1. Do not treat the cloud like a data center
This outage provides a moment to reflect - the cloud is not just another data center. It is a large toolbox full that can be immensely useful when utilized appropriately. This toolbox is not a full solution on its own, you must build your solution with the provided tools. In order for the cloud to provide continuity for your business during disaster scenarios, a strategy must be carefully thought out and implemented by experienced teams.
2. Plan for redundancy
Outages to one CSP typically minimally affect another. Dev9 often recommend the use of a second cloud service provider (CSP) on critical systems. In this outage, Microsoft Azure saw only a very minor service degradation in a logging service while Google Cloud did not experience any outage.
Best practice necessitates the identification of critical systems and components within a solution, and to provide a mitigation plan. These critical systems can be deployed as redundant systems within multiple regions of a CSP or on separate cloud provider.

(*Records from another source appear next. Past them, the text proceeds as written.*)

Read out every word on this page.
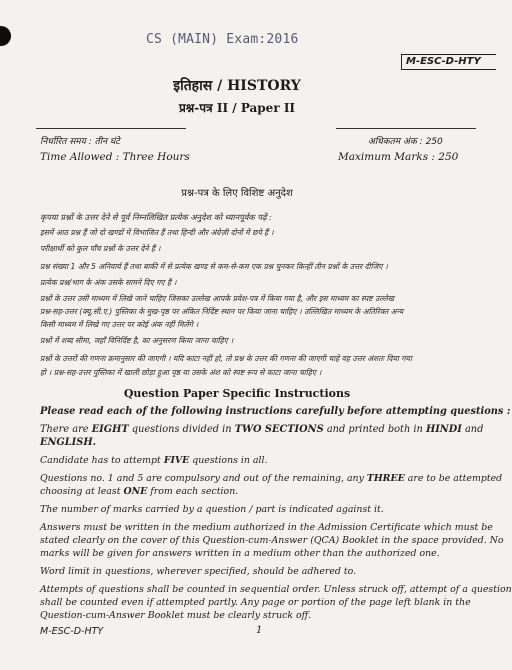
CS (MAIN) Exam:2016
M-ESC-D-HTY
इतिहास / HISTORY
प्रश्न-पत्र II / Paper II
निर्धारित समय : तीन घंटे
Time Allowed : Three Hours
अधिकतम अंक : 250
Maximum Marks : 250
प्रश्न-पत्र के लिए विशिष्ट अनुदेश
कृपया प्रश्नों के उत्तर देने से पूर्व निम्नलिखित प्रत्येक अनुदेश को ध्यानपूर्वक पढ़ें :
इसमें आठ प्रश्न हैं जो दो खण्डों में विभाजित हैं तथा हिन्दी और अंग्रेज़ी दोनों में छपे हैं ।
परीक्षार्थी को कुल पाँच प्रश्नों के उत्तर देने हैं ।
प्रश्न संख्या 1 और 5 अनिवार्य हैं तथा बाकी में से प्रत्येक खण्ड से कम-से-कम एक प्रश्न चुनकर किन्हीं तीन प्रश्नों के उत्तर दीजिए ।
प्रत्येक प्रश्न/भाग के अंक उसके सामने दिए गए हैं ।
प्रश्नों के उत्तर उसी माध्यम में लिखे जाने चाहिए जिसका उल्लेख आपके प्रवेश-पत्र में किया गया है, और इस माध्यम का स्पष्ट उल्लेख
प्रश्न-सह-उत्तर (क्यू.सी.ए.) पुस्तिका के मुख-पृष्ठ पर अंकित निर्दिष्ट स्थान पर किया जाना चाहिए । उल्लिखित माध्यम के अतिरिक्त अन्य
किसी माध्यम में लिखे गए उत्तर पर कोई अंक नहीं मिलेंगे ।
प्रश्नों में शब्द सीमा, जहाँ विनिर्दिष्ट है, का अनुसरण किया जाना चाहिए ।
प्रश्नों के उत्तरों की गणना क्रमानुसार की जाएगी । यदि काटा नहीं हो, तो प्रश्न के उत्तर की गणना की जाएगी चाहे वह उत्तर अंशतः दिया गया
हो । प्रश्न-सह-उत्तर पुस्तिका में खाली छोड़ा हुआ पृष्ठ या उसके अंश को स्पष्ट रूप से काटा जाना चाहिए ।
Question Paper Specific Instructions
Please read each of the following instructions carefully before attempting questions :
There are EIGHT questions divided in TWO SECTIONS and printed both in HINDI and
ENGLISH.
Candidate has to attempt FIVE questions in all.
Questions no. 1 and 5 are compulsory and out of the remaining, any THREE are to be attempted
choosing at least ONE from each section.
The number of marks carried by a question / part is indicated against it.
Answers must be written in the medium authorized in the Admission Certificate which must be
stated clearly on the cover of this Question-cum-Answer (QCA) Booklet in the space provided. No
marks will be given for answers written in a medium other than the authorized one.
Word limit in questions, wherever specified, should be adhered to.
Attempts of questions shall be counted in sequential order. Unless struck off, attempt of a question
shall be counted even if attempted partly. Any page or portion of the page left blank in the
Question-cum-Answer Booklet must be clearly struck off.
M-ESC-D-HTY	1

Redundancy and high-availability is one of the primary drivers for adopting a public cloud. Utilize these benefits. In some cases, leveraging experience cloud specialists to follow the CSP’s best practices will be needed.
3. Make and practice disaster recovery plans
Multi-regional infrastructure solutions are becoming more common to businesses, but the plan typically only covers data and compute. Mitigating wide-scale outages involves evaluating all aspects of your cloud infrastructure looking for any single points of failure, such as Direct Connect, VPNs and stateful applications.
Remember to make time to practice disaster recovery plans to ensure business continuity.
4. Assess your cloud maturity
Take some time to conduct a Cloud Readiness assessment. This is important to determine weakness areas within your infrastructure and to formulate an effective plan to keep your business operational when outages occur.